Etats-Unis : Les partisans du droit à l’avortement commémorent « Roe v. Wade », 50 ans après

La date du 22 janvier aurait pu être célébrée comme un anniversaire hautement symbolique pour le droit des femmes aux Etats-Unis. Cinquante ans jour pour jour après l’arrêt de la Cour suprême inscrivant le droit à l’avortement dans la constitution américaine, les partisans du droit à l’IVG ont dû dimanche commémorer « Roe v. Wade », jurisprudence enterrée en juin dernier par la plus haute juridiction américaine. Des manifestants ont défilé dans les rues pour soutenir et se battre pour rétablir ce droit au niveau national. De leurs côtés, Joe Biden et Kamala Harris ont eux aussi promis de batailler.

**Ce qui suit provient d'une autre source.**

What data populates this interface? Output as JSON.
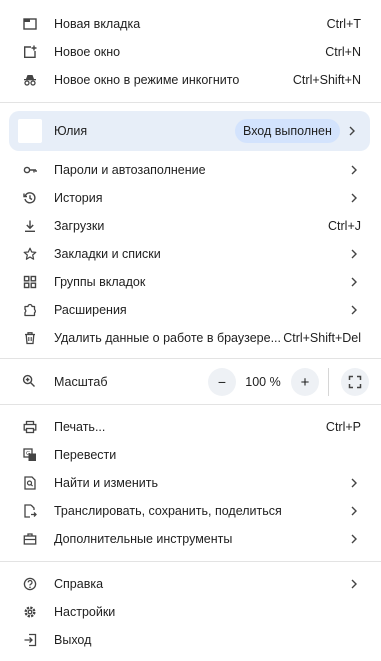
{
  "top_items": [
    {
      "icon": "new-tab-icon",
      "label": "Новая вкладка",
      "shortcut": "Ctrl+T"
    },
    {
      "icon": "new-window-icon",
      "label": "Новое окно",
      "shortcut": "Ctrl+N"
    },
    {
      "icon": "incognito-icon",
      "label": "Новое окно в режиме инкогнито",
      "shortcut": "Ctrl+Shift+N"
    }
  ],
  "profile": {
    "name": "Юлия",
    "status": "Вход выполнен"
  },
  "mid_items": [
    {
      "icon": "key-icon",
      "label": "Пароли и автозаполнение"
    },
    {
      "icon": "history-icon",
      "label": "История"
    },
    {
      "icon": "download-icon",
      "label": "Загрузки",
      "shortcut": "Ctrl+J"
    },
    {
      "icon": "star-icon",
      "label": "Закладки и списки"
    },
    {
      "icon": "tab-groups-icon",
      "label": "Группы вкладок"
    },
    {
      "icon": "extension-icon",
      "label": "Расширения"
    },
    {
      "icon": "trash-icon",
      "label": "Удалить данные о работе в браузере...",
      "shortcut": "Ctrl+Shift+Del"
    }
  ],
  "zoom": {
    "label": "Масштаб",
    "value": "100 %",
    "minus": "−",
    "plus": "+"
  },
  "tool_items": [
    {
      "icon": "print-icon",
      "label": "Печать...",
      "shortcut": "Ctrl+P"
    },
    {
      "icon": "translate-icon",
      "label": "Перевести"
    },
    {
      "icon": "find-icon",
      "label": "Найти и изменить"
    },
    {
      "icon": "cast-icon",
      "label": "Транслировать, сохранить, поделиться"
    },
    {
      "icon": "toolbox-icon",
      "label": "Дополнительные инструменты"
    }
  ],
  "bottom_items": [
    {
      "icon": "help-icon",
      "label": "Справка"
    },
    {
      "icon": "settings-icon",
      "label": "Настройки"
    },
    {
      "icon": "exit-icon",
      "label": "Выход"
    }
  ]
}
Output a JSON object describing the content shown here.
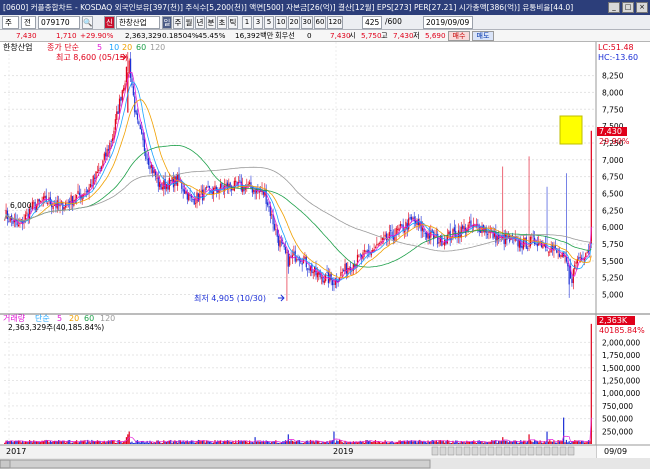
{
  "window": {
    "title": "[0600] 커플종합차트 - KOSDAQ 외국인보유[397(천)] 주식수[5,200(천)] 액면[500] 자본금[26(억)] 결산[12월] EPS[273] PER[27.21] 시가총액[386(억)] 유통비율[44.0]",
    "controls": [
      "_",
      "□",
      "×"
    ]
  },
  "toolbar": {
    "market": "주",
    "search": "전",
    "code": "079170",
    "search_glyph": "🔍",
    "market_glyph": "신",
    "name": "한창산업",
    "period_buttons": [
      "일",
      "주",
      "월",
      "년",
      "분",
      "초",
      "틱"
    ],
    "selected_period": "일",
    "interval_buttons": [
      "1",
      "3",
      "5",
      "10",
      "20",
      "30",
      "60",
      "120"
    ],
    "count": "425",
    "count_total": "/600",
    "date": "2019/09/09"
  },
  "quote": {
    "price": "7,430",
    "change": "1,710",
    "change_rate": "+29.90%",
    "volume": "2,363,329",
    "turnover": "0.18504%",
    "volume_ratio": "45.45%",
    "amount": "16,392백만",
    "amount_label": "회우선",
    "extra": "0",
    "price2": "7,430",
    "open_label": "시",
    "open": "5,750",
    "high_label": "고",
    "high": "7,430",
    "low_label": "저",
    "low": "5,690",
    "buy_label": "매수",
    "sell_label": "매도"
  },
  "price_panel": {
    "name": "한창산업",
    "legend_label": "종가 단순",
    "ma_periods": [
      "5",
      "10",
      "20",
      "60",
      "120"
    ],
    "lc": "LC:51.48",
    "hc": "HC:-13.60",
    "high_annotation": "최고 8,600 (05/15)",
    "low_annotation": "최저 4,905 (10/30)",
    "left_value": "6,000",
    "current_price": "7,430",
    "current_rate": "29.90%",
    "y_ticks": [
      "8,250",
      "8,000",
      "7,750",
      "7,500",
      "7,250",
      "7,000",
      "6,750",
      "6,500",
      "6,250",
      "6,000",
      "5,750",
      "5,500",
      "5,250",
      "5,000"
    ]
  },
  "volume_panel": {
    "legend_label": "거래량",
    "legend_type": "단순",
    "ma_periods": [
      "5",
      "20",
      "60",
      "120"
    ],
    "left_value": "2,363,329주(40,185.84%)",
    "current_volume": "2,363K",
    "current_rate": "40185.84%",
    "y_ticks": [
      "2,000,000",
      "1,750,000",
      "1,500,000",
      "1,250,000",
      "1,000,000",
      "750,000",
      "500,000",
      "250,000"
    ]
  },
  "x_axis": {
    "labels": [
      "2017",
      "2019"
    ],
    "right_label": "09/09"
  },
  "colors": {
    "up": "#e0001a",
    "down": "#1c2fd6",
    "ma5": "#e31bd9",
    "ma10": "#1aa3ff",
    "ma20": "#f0a000",
    "ma60": "#1ea04a",
    "ma120": "#9a9a9a",
    "title_bg": "#2c3e7a",
    "marker": "#ffff00"
  },
  "chart_data": {
    "type": "candlestick",
    "x": [
      "2017",
      "2019",
      "09/09"
    ],
    "price_range": [
      4800,
      8600
    ],
    "volume_range": [
      0,
      2400000
    ],
    "highest": {
      "value": 8600,
      "date": "05/15"
    },
    "lowest": {
      "value": 4905,
      "date": "10/30"
    },
    "last": {
      "close": 7430,
      "open": 5750,
      "high": 7430,
      "low": 5690,
      "volume": 2363329
    },
    "anchors": [
      [
        0,
        6200
      ],
      [
        10,
        6000
      ],
      [
        20,
        6300
      ],
      [
        30,
        6400
      ],
      [
        40,
        6300
      ],
      [
        60,
        6550
      ],
      [
        70,
        6900
      ],
      [
        78,
        7350
      ],
      [
        85,
        8050
      ],
      [
        90,
        8450
      ],
      [
        95,
        7600
      ],
      [
        102,
        7100
      ],
      [
        112,
        6600
      ],
      [
        125,
        6700
      ],
      [
        135,
        6400
      ],
      [
        145,
        6500
      ],
      [
        160,
        6600
      ],
      [
        175,
        6600
      ],
      [
        188,
        6500
      ],
      [
        198,
        5800
      ],
      [
        205,
        5500
      ],
      [
        212,
        5600
      ],
      [
        225,
        5300
      ],
      [
        238,
        5200
      ],
      [
        250,
        5450
      ],
      [
        262,
        5600
      ],
      [
        275,
        5800
      ],
      [
        285,
        5950
      ],
      [
        295,
        6100
      ],
      [
        305,
        5900
      ],
      [
        315,
        5800
      ],
      [
        325,
        5900
      ],
      [
        335,
        6000
      ],
      [
        345,
        6000
      ],
      [
        355,
        5850
      ],
      [
        365,
        5800
      ],
      [
        375,
        5750
      ],
      [
        385,
        5800
      ],
      [
        395,
        5700
      ],
      [
        405,
        5500
      ],
      [
        410,
        5250
      ],
      [
        413,
        5500
      ],
      [
        418,
        5600
      ],
      [
        423,
        5700
      ]
    ]
  }
}
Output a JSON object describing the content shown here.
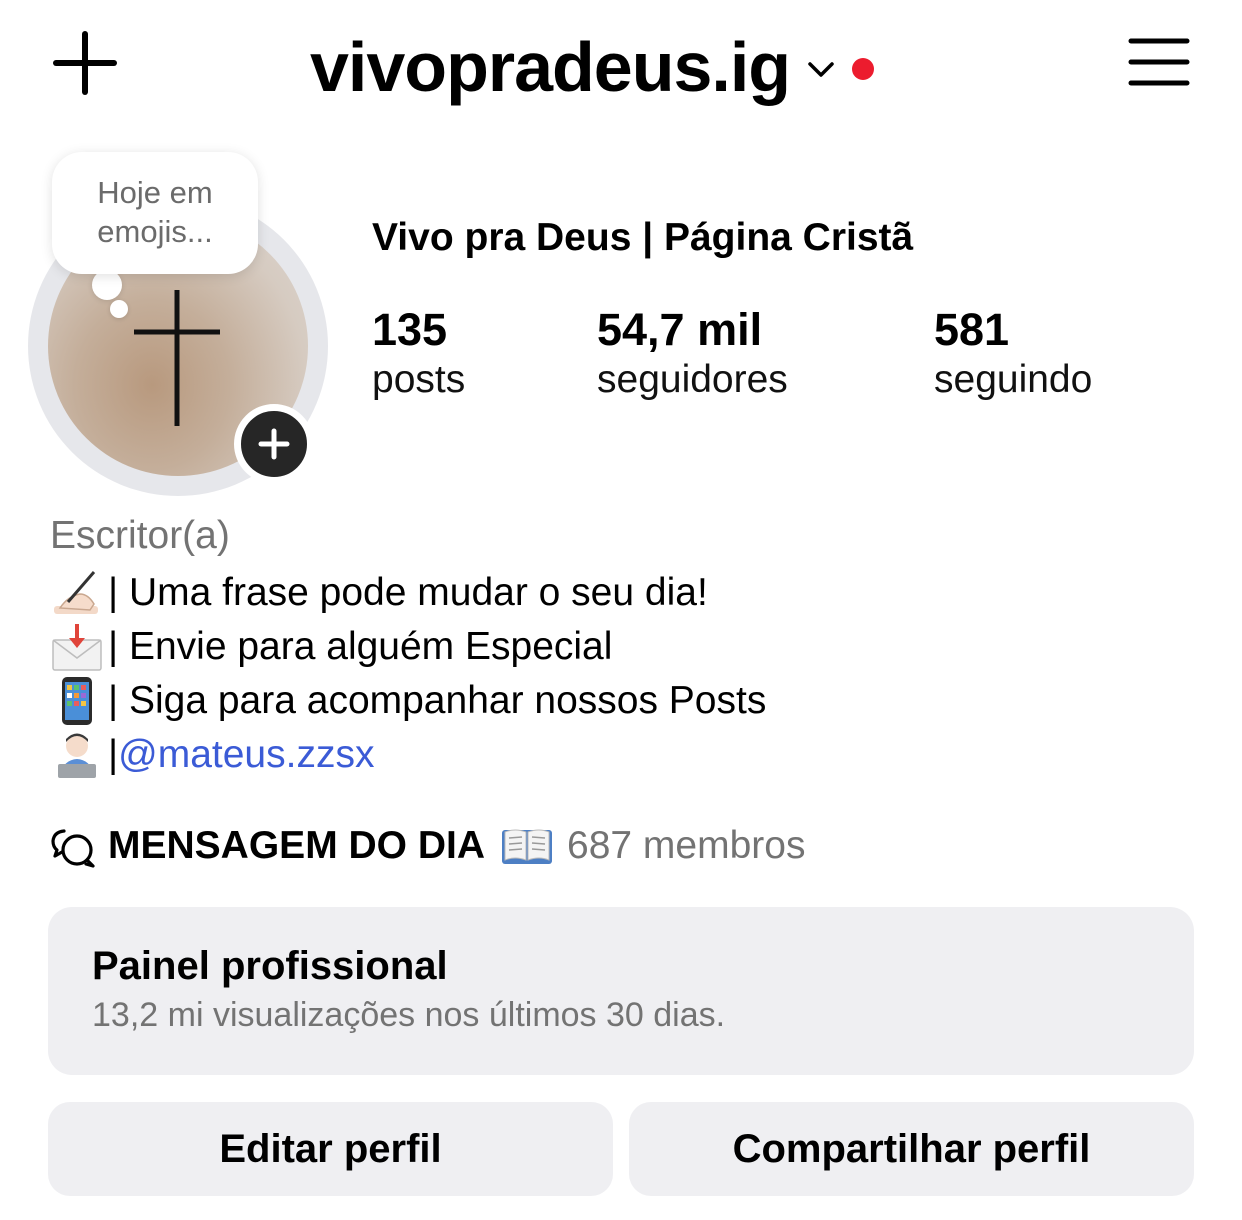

A New York, environ 300 personnes ont défilé, avec les mêmes slogans que les femmes dans les années 1970, comme « My body, my choice » ( « Mon corps, mon choix »). Ymoni Shavuo, l’une des organisatrices, âgée de 27 ans, se souvient avoir pleuré lorsque la jurisprudence « Roe v. Wade » est tombée. « Aujourd’hui nous portons le deuil de ce droit constitutionnel (…) mais je ne suis pas découragée, je ne renonce pas, je suis encore davantage mobilisée », dit-elle à l’AFP.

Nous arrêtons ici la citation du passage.